Mange ta soupe et Le Stade de Wimbledon de Mathieu Amalric
Rencontre avec Hélène Cases de Why Not Productions
L’un des plus grands comédiens français, Mathieu Amalric, ne sait plus à quel saint se vouer. On se l’arrache d’un film à l’autre alors que son rêve est de réaliser des films. César du meilleur acteur en 2005 pour Rois et Reine d’Arnaud Desplechin, il doit à celui-ci d'avoir débuter une carrière à laquelle il ne songeait guère avec Comment je me suis disputé... (ma vie sexuelle). Réalisateur de courts métrages (Marre de café, Sans rire et Les yeux au plafond), assistant réalisateur d’Alain Tanner (Le journal de Lady M), il réalise deux longs métrages Mange ta soupe (1997) et Le Stade de Wimbledon (2001). Why Not Productions, en partenariat avec Les Cahiers du Cinéma, édite ces deux films en DVD (voir l’entretien avec Hélène Cases de Why Not Productions par Katia Bayer). Il s’agit de deux bijoux d’un cinéaste contrarié par sa vie d’acteur et fasciné par les films d’Ernst Lubitsch et de Milos Forman (période tchèque). Mange ta soupe est au départ un court métrage devenu, grâce à Pierre Chevalier (responsable, à l’époque, de la fiction chez Arte), le premier long métrage de Mathieu Amalric. Développé au niveau de l’écriture, le film a bénéficié de la participation de Pascale Ferran et Jeanne Balibar.

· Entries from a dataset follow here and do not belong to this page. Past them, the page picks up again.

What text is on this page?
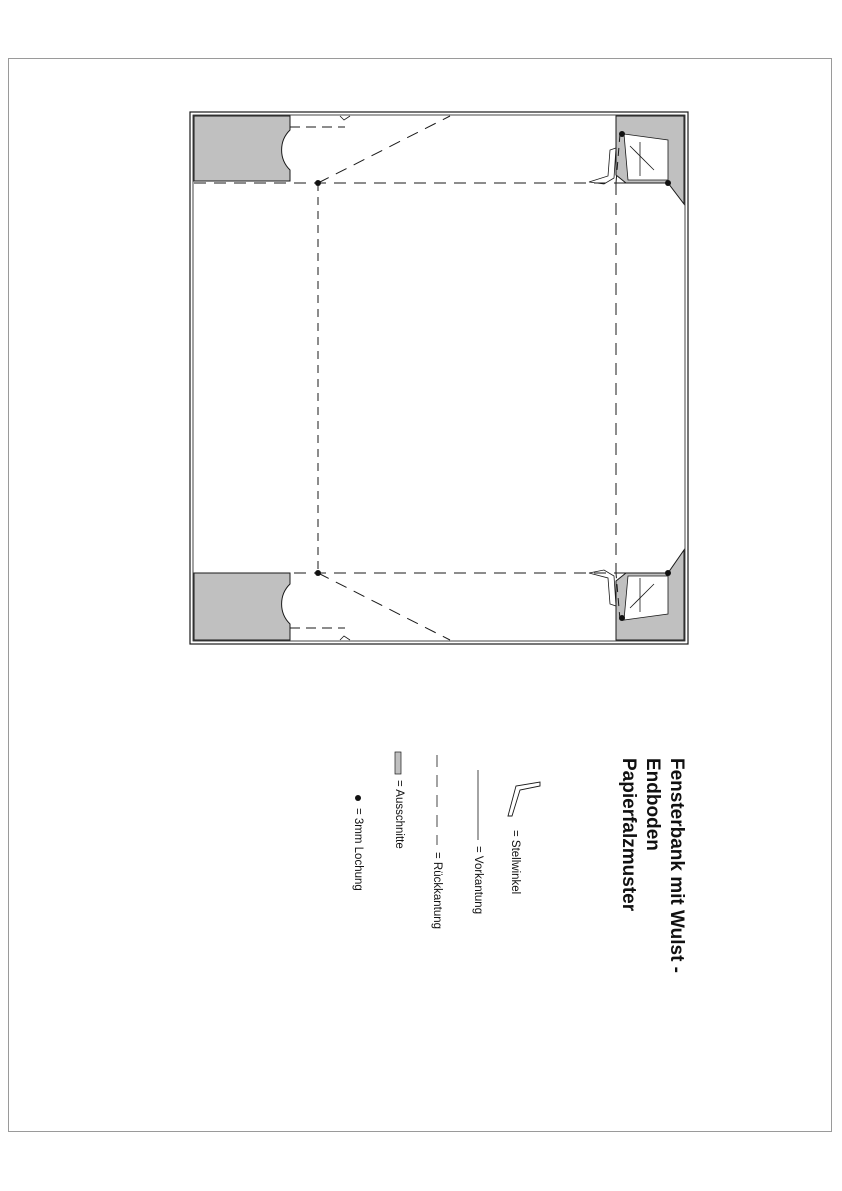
Fensterbank mit Wulst -
Endboden
Papierfalzmuster
= Stellwinkel
= Vorkantung
= Rückkantung
= Ausschnitte
= 3mm Lochung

Mange ta soupe est l'histoire d’un fils débarquant à Paris chez sa mère, critique littéraire, et se retrouvant confronté aux piles de livres entassés sous et sur les étagères familiales. Pour éviter d’être englouti dans ce gigantesque capharnaüm, il refoule les nouveaux colis littéraires dans la rue, et essaie de donner les anciens aux bibliothèques qui les refusent. Le fils de ce roman familial est interprété par Jean-Yves Dubois qui semble s’être inspiré du jeu d’acteur de Mathieu Amalric. Sauf que c’est l’inverse précise Mathieu Amalric : « sa façon d’être à la corde m’a influencé ».
Le Stade de Wimbledon, son film le plus énigmatique, le plus erratique et le plus prometteur, a été réalisé d’après le roman éponyme de Daniele Del Guidice. Pour vérifier son désir d’écriture, une jeune femme (Jeanne Balibar) se lance à Trieste – de façon paradoxale – sur les traces d’un écrivain qui n’a jamais écrit de livres. Cet éditeur de Joyce, Kafka et d’autres écrivains célèbres a passé sa vie à parler de son livre (en écriture ou fantasmé ?), resté une énigme pour tous les écrivains qu’il publiait.
D’ellipses en ellipses, la jeune fille se retrouve sur un court de tennis vide (un clin d’œil à Antonioni ?). Ce film sur la perte est aussi un chant d'amour, un évident désir de filmer sa compagne, d’immortaliser une Jeanne Balibar à la grâce miraculeuse.
Mange ta soupe (1997), Le Stade de Wimbledon (2202), deux films de Mathieu Amalric, Why Not Productions et Les Cahiers du Cinéma. Distribution Twin Pics.